Source Code Control System (SCCS)

  Source Code Control System (SCCS) is an early revision control system, geared toward program source code and other text files. It was originally developed in SNOBOL at Bell Labs in 1972 by Marc Rochkind for an IBM System/370 computer running OS/360 MVT. SCCS was the dominant version control system for Unix until the release of the Revision Control System (RCS)[dubious – discuss]. Today, SCCS is generally considered obsolete. However, its file format is still used internally by a few other revision control programs, including BitKeeper and TeamWare. The latter is a frontend to SCCS. Sablime has been developed from a modified version of SCCS but uses a history file format that is incompatible with SCCS. The SCCS file format uses a storage technique called interleaved deltas (or the weave). This storage technique is now considered by many revision control system developers as foundational to advanced merging and versioning techniques, such as the "Precise Codeville" ("pcdv") merge.   

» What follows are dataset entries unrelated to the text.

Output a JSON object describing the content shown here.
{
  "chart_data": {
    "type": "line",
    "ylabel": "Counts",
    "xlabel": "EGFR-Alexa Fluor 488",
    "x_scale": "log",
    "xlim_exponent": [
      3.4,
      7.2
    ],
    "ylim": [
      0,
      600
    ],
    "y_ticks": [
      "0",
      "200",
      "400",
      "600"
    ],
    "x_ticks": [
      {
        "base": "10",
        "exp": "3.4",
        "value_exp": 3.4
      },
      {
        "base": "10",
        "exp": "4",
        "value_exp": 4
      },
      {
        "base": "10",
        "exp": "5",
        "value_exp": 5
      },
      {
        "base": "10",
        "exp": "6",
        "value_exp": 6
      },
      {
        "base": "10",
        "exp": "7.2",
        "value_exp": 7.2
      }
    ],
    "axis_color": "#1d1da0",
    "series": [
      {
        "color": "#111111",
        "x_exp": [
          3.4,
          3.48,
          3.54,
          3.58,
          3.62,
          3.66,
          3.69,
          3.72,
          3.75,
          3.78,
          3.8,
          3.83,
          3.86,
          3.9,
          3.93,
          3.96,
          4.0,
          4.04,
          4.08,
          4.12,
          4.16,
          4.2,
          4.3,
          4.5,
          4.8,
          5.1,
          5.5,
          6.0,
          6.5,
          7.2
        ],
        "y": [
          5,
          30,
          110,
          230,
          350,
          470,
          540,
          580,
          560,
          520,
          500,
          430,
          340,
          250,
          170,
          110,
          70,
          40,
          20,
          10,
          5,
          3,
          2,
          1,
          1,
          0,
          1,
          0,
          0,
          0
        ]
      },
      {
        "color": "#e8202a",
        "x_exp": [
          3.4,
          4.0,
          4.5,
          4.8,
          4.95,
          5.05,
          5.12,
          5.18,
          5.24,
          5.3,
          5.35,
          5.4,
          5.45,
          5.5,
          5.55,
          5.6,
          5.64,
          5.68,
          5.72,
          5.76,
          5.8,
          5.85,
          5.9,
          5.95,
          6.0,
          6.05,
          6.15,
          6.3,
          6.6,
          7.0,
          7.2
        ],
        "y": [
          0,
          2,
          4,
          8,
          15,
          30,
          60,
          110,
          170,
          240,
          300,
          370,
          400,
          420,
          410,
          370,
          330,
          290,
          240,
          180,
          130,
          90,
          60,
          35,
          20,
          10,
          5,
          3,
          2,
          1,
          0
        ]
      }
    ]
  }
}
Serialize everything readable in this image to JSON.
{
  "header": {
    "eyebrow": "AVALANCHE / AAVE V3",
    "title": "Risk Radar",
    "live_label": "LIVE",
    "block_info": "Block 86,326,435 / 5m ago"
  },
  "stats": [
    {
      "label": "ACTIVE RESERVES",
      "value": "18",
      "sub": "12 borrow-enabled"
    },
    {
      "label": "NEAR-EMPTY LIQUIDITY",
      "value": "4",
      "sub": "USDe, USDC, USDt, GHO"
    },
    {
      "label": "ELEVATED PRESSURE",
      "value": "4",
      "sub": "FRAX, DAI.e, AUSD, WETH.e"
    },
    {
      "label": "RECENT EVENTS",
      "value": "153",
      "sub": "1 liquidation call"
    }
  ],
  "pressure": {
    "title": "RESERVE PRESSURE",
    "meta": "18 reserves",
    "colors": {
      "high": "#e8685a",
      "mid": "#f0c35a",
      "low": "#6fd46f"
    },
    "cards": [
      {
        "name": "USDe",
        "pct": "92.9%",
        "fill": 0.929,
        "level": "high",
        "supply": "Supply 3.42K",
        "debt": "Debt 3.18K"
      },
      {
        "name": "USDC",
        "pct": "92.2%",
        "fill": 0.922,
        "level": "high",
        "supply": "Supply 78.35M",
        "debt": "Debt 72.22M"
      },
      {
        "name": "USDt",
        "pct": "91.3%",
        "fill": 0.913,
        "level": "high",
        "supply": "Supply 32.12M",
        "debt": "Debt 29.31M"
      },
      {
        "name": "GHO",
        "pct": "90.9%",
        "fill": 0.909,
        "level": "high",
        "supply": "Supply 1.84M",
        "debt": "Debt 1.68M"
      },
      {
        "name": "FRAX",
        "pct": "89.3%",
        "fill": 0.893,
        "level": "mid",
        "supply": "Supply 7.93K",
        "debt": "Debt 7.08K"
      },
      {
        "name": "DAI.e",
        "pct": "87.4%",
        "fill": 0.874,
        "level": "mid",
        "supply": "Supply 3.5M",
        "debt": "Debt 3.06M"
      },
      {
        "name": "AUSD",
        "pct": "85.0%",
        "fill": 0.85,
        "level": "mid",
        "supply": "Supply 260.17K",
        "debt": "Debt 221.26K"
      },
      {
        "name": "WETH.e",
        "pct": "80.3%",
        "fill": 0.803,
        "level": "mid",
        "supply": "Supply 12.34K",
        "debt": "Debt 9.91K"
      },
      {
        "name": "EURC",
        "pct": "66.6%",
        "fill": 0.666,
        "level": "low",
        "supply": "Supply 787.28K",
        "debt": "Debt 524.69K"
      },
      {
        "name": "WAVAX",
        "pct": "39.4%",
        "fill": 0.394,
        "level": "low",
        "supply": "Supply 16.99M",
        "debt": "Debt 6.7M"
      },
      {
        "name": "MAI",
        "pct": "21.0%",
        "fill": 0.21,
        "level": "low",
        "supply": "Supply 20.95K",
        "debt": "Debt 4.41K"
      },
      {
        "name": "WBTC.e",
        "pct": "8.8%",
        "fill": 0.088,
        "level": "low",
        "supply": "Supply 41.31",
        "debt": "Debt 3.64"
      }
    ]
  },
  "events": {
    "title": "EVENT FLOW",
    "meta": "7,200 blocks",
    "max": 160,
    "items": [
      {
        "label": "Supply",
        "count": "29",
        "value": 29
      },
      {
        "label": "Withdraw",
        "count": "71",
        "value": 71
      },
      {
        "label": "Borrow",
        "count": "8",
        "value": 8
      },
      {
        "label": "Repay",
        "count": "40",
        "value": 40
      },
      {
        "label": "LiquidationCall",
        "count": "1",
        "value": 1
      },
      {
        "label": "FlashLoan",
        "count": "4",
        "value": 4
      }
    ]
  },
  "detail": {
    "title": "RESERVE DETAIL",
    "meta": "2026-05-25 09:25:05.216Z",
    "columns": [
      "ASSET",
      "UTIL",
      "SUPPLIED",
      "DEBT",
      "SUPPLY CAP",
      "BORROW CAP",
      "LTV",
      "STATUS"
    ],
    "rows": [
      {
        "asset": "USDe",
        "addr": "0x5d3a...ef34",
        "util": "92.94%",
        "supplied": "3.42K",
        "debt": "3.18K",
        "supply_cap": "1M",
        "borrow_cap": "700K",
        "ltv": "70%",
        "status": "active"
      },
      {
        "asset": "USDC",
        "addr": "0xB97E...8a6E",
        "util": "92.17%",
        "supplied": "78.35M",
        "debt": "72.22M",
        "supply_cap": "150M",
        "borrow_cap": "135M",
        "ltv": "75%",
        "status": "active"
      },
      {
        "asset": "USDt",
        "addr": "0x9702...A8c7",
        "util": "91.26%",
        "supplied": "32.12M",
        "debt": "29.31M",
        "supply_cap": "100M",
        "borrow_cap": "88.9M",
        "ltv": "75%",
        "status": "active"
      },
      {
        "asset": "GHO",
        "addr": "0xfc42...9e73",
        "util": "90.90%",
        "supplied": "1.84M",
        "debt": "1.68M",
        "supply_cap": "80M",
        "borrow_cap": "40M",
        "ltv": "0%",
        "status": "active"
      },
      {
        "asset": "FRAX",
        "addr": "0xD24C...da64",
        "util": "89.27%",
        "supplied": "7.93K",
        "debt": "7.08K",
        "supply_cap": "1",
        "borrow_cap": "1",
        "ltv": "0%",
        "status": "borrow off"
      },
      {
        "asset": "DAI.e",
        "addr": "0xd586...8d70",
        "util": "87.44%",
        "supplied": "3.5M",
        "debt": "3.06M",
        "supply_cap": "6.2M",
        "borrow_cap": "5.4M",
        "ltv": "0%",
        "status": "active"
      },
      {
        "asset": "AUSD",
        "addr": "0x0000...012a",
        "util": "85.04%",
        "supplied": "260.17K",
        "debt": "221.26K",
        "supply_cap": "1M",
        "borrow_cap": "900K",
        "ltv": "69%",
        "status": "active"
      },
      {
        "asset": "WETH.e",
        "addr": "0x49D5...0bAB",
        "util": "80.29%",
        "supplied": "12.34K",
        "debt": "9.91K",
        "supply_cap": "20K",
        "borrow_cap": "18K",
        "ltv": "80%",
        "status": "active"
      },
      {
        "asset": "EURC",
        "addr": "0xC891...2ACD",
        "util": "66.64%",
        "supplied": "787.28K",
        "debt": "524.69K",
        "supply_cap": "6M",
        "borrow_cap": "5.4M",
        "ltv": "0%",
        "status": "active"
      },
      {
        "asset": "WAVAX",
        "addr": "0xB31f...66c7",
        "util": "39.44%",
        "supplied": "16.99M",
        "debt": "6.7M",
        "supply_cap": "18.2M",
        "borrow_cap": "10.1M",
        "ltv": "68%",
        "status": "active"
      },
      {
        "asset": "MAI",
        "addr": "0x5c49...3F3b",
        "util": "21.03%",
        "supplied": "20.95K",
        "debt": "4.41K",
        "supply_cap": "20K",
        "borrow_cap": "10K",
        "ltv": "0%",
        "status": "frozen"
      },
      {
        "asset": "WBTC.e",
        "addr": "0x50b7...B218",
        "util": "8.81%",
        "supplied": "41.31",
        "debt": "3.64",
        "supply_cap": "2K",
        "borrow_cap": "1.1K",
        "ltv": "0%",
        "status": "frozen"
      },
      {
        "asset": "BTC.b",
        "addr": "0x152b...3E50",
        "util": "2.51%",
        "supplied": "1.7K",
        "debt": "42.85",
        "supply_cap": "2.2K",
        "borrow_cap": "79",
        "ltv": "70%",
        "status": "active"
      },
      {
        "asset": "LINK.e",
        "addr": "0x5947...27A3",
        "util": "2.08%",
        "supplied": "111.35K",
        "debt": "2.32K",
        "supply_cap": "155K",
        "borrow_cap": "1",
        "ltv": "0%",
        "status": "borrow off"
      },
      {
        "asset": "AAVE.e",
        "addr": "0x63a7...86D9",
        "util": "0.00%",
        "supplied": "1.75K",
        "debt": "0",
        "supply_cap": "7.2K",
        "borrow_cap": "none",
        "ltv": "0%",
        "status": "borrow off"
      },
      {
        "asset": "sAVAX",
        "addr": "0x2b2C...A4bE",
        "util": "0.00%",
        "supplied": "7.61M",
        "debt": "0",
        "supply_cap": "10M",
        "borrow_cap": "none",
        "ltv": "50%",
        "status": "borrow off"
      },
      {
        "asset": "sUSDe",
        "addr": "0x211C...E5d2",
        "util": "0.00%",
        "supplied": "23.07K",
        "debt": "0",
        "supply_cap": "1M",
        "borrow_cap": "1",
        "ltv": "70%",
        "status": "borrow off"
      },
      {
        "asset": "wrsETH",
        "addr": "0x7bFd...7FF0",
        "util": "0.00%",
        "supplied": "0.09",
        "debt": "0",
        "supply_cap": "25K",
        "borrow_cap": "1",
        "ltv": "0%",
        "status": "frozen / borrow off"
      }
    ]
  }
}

Revision Control System (RCS)

The Revision Control System (RCS) is a software implementation of revision control that automates the storing, retrieval, logging, identification, and merging of revisions. RCS is useful for text that is revised frequently, for example programs, documentation, procedural graphics, papers, and form letters. RCS is also capable of handling binary files, though with reduced efficiency. Revisions are stored with the aid of the diff utility.

This came into existency in 1982 and gave the version control systems a new dimension. It was the best VCS for the single user system, where all the files related to a project are in a single system. RCS just locks a single file that is being used and doesn't lock the entire project which is computationally cheaper.